Medicamentos são retirados do mercado por determinação da Anvisa

remedioAnvisa determina a retirada de lotes de medicamentos

          A Agência Nacional de Vigilância Sanitária (Anvisa) determinou nesta quinta-feira a suspensão da distribuição, comercialização e do uso do lote 301628F01 do medicamento Depakene (valproato de sódio) 500mg, comprimido revestido. A empresa Abbott Laboratórios do Brasil Ltda, fabricante do produto, comunicou o recolhimento voluntário do lote em razão de uma manutenção na guia de alimentação das tampas que ocasionou fechamento inadequado de alguns frascos.
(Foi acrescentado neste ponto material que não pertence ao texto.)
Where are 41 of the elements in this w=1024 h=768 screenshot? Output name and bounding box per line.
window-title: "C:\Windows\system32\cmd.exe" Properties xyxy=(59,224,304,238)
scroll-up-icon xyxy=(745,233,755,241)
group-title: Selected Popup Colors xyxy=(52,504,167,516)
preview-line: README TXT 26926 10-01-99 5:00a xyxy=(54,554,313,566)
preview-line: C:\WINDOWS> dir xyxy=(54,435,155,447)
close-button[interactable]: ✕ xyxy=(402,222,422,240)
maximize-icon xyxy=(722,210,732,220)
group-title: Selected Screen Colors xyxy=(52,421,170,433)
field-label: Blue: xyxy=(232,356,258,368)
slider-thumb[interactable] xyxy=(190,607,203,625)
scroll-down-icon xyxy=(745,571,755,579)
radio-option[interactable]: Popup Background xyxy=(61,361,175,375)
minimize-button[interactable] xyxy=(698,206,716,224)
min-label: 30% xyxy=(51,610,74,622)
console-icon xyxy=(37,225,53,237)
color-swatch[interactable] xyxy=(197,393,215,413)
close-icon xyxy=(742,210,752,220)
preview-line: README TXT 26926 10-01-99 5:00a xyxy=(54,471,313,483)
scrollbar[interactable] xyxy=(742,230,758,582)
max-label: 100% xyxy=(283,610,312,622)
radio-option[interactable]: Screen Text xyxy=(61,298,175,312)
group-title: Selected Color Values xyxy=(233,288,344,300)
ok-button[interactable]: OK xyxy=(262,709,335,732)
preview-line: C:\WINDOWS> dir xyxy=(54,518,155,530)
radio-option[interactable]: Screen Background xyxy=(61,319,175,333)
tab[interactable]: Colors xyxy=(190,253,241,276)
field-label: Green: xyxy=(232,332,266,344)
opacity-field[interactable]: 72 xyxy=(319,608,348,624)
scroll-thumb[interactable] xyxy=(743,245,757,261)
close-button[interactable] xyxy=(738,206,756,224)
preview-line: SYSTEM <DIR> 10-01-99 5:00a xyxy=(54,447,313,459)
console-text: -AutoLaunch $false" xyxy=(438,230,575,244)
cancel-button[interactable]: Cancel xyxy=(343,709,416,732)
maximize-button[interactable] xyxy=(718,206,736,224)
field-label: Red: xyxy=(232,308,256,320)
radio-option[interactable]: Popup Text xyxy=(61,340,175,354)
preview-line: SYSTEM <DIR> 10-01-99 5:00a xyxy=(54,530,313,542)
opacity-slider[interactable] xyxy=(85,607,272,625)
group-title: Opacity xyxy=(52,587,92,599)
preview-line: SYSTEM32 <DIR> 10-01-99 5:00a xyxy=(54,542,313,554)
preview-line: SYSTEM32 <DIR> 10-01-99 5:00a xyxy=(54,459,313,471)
O medicamento é um neuroléptico usado no tratamento de ausência simples acompanhada de descargas epilépticas, sem outros sinais clínicos detectáveis. A ausência complexa é a expressão utilizada quando outros sinais também estão presentes.

Também foi suspenso o lote 04814 do medicamento bromidrato de citalopram 20mg, comprimido revestido. A empresa fabricante Actavis Farmacêutica Ltda comunicou o recolhimento voluntário do lote após receber reclamação de consumidor que encontrou a bula de outro medicamento na embalagem do produto citado. A troca das bulas, segundo a Anvisa, foi confirmada após avaliação das unidades devolvidas.

O produto Kit Exxa Marroquina – Defrisagem gradativa Argan Oil, assim como o lote 080761 do Shampoo Purificante e o lote 80790 do produto Gloss Redutor de Volume, foram suspensos em todo o país em razão de resultados insatisfatórios nos ensaios de aspecto e pH – que determina a acidez e alcalinidade do xampu. Os produtos são fabricados pela empresa Devintex Cosméticos Ltda e podem ser vendidos isoladamente ou em associações.

Já o produto Sylocimol, fabricado pela empresa Timol Indústria e Comércio de Produtos Magnéticos Eireli, EPP, foi suspenso por não possuir registro na Anvisa. Além disso, segundo a agência, o produto estava sendo divulgado em endereços eletrônicos com diversas indicações terapêuticas por uma empresa que não possui Autorização de Funcionamento.

A Anvisa suspendeu todas as publicidades que atribuam propriedades terapêuticas ao alimento Amargo, fabricado pela empresa Natural Ervas Produtos Naturais Ltda-ME. De acordo com a agência, foi constatado que o alimento estava sendo divulgado irregularmente, por meio de folheto e página na internet, alegando indicações terapêuticas que contrariam o registro do produto junto ao Ministério da Agricultura, Pecuária e Abastecimento.

Por fim, a agência interditou cautelarmente, por 90 dias, o lote 5 do saneante Desinfetante de Uso Geral, Lavanda, marca Triex, líquido, frasco plástico transparente 2.000 mililitros, fabricado pela empresa 3X Produtos Químicos Ltda. O lote apresentou resultado insatisfatório no ensaio de teor de tensoativo catiônico –  produto que possibilita a mistura de substâncias de alta polaridade como água e óleos possam se misturar.